Feared their contempt for being:

  • Vulgar. Airing my dirty laundry in public. Ew.
  • Dramatic. Happiness is a choice, obviously. With my life, wtf is my problem thinking I have the right to be discontent. There are children being gassed in Syria, you know. THEY should be sad.
  • Lesser. Mental health is icky. Only weak people have mental problems.
  • Incompetent. The disappointment to my close friends and family that I still don’t have my shit together like I should, that I still underperform, that my inability to do regular adulting activities with consistency causes problems for others, professionally and personally.
  • Crazy. Any emotion, reaction, opinion that doesn’t coincide with theirs is obviously the result of my unregulated mind, and should therefore be discounted. Vanilla is crazy – don’t listen to her.

My coworkers, both above and below me on the corporate ladder, read my blog – would I lose their respect? “I’m not sure we should consider Vanilla for that promotion, her mental health is too fragile.” Boys I’ve dated, boys I have crushes on, boys who might one day date me, read my blog – would they find me less of a woman? “She’s cool and sexy, but I dunno man. All that mental health shit. No, thank you!”

Knowing that yes, it is quite possible I will suffer consequences for posting this, makes me mad. I refuse to let myself drown in self-imposed shame. I feel compelled to write about this, own it, and post it publicly. The ONLY way to get rid of the shame – so unnecessary, so poisonous, so destructive – surrounding mental health IS by talking about it. And if my approach is too brash, well… hopefully I’ll polish it over time, which can only happen if I take chances and try this open approach.


Record number of likes on Facebook. People reaching out to me privately, to commiserate with the incredible burden that is the shame associated with mental health struggles. To ask me more questions because having read my blog they wonder if they/their child/sibling/parent/best friend might have X health issue, they never considered that as a possibility, they’ll approach the struggles differently, with greater empathy and understanding. To say they too have Y mental health issue. To compare resources they’ve used. To thank me – they feel less alone in their struggles; they always thought I was one of those ppl, “so happy and smiling and friendly, fit, has her shit together”. They realize now that no, I just have (mostly) mastered the art of faking it, at huge personal cost.


A few days after my post, Prince Harry made the news for admitting he’d been in therapy for the long-standing, serious repercussions stemming from his inability to process his grief following his mother’s death. Anxiety, aggression, all had negative impacts on his royal duties, and professional and personal relationships, and culminated in him seeking professional help to work through his issues. (*)

Even at royal engagements, he said, he had found himself battling a “flight or fight” reaction without properly 
understanding why. Once he started opening up to friends, he added, he found those same friends felt able to “unravel their own issues”. (…)

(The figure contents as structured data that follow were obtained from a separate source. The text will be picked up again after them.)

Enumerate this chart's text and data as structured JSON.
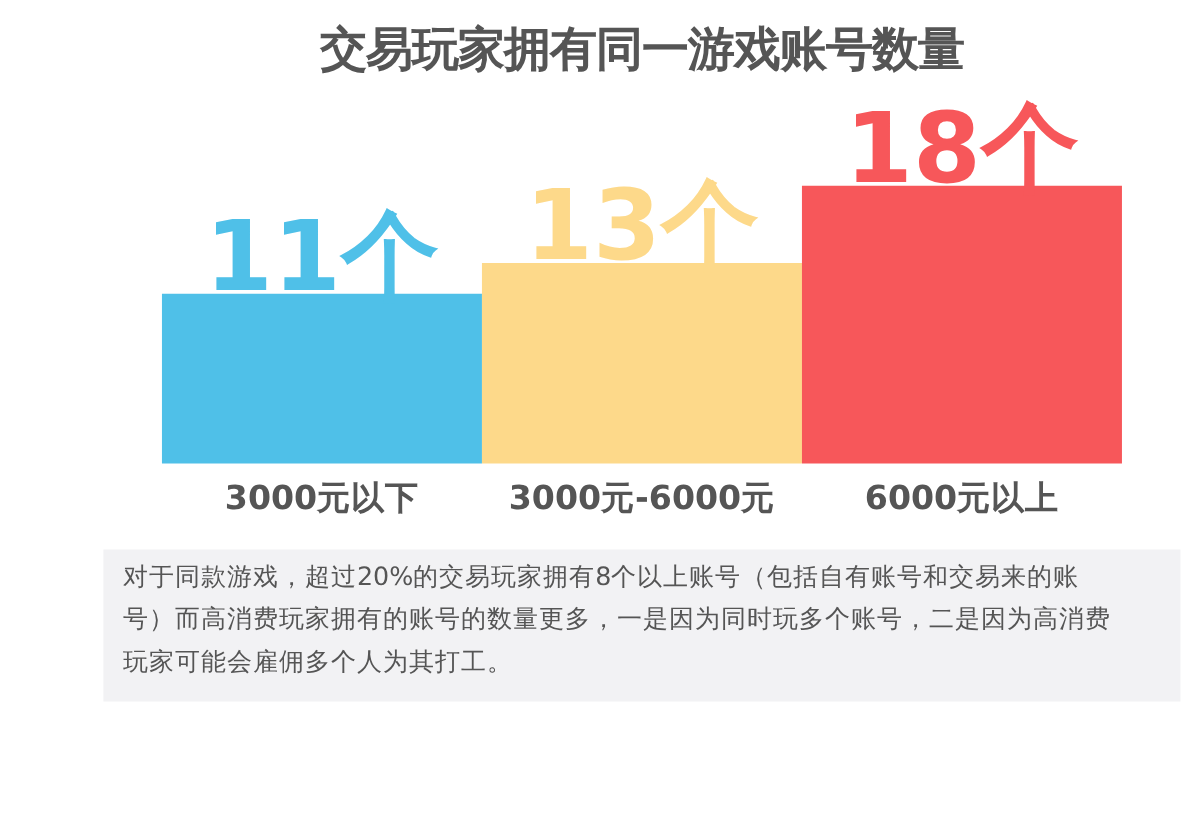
{
  "chart_data": {
    "type": "bar",
    "title": "交易玩家拥有同一游戏账号数量",
    "categories": [
      "3000元以下",
      "3000元-6000元",
      "6000元以上"
    ],
    "values": [
      11,
      13,
      18
    ],
    "colors": [
      "#4fc0e8",
      "#fdd98a",
      "#f7575a"
    ],
    "value_labels": [
      "11个",
      "13个",
      "18个"
    ],
    "annotations": [
      "对于同款游戏，超过20%的交易玩家拥有8个以上账号（包括自有账号和交易来的账号）而高消费玩家拥有的账号的数量更多，一是因为同时玩多个账号，二是因为高消费玩家可能会雇佣多个人为其打工。"
    ]
  }
}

“I know there is huge merit in talking about your issues and the only thing about keeping it quiet is that it’s only ever going to make it worse,” he said.

YES.


I told my CFO-boss. I wanted to warn him that I’d recognized the blips in my performance, and I was taking steps to rectify them before they further deteriorated. Was that the right thing to do? I dunno. It was risky. I’ll find out the next time I am up for a promotion if it paid off.

As for boys… I tell myself, the blog doesn’t really make a difference – they’d find out first-hand about my emotional messiness anyhow, live. Best they find out via the blog and move on, than find out gradually and make those hurtful comments to my face.

I don’t have the energy to pretend anymore. I don’t see the point. Life, adulting, is fucking hard enough without pretence.

None of us should feel ashamed for our struggles.

Sometimes, silence is overrated.

#OkToSay

 

(*) Check out their Royal Highnesses‘ work on mental health, through their charity Heads Together. I think it is brilliant.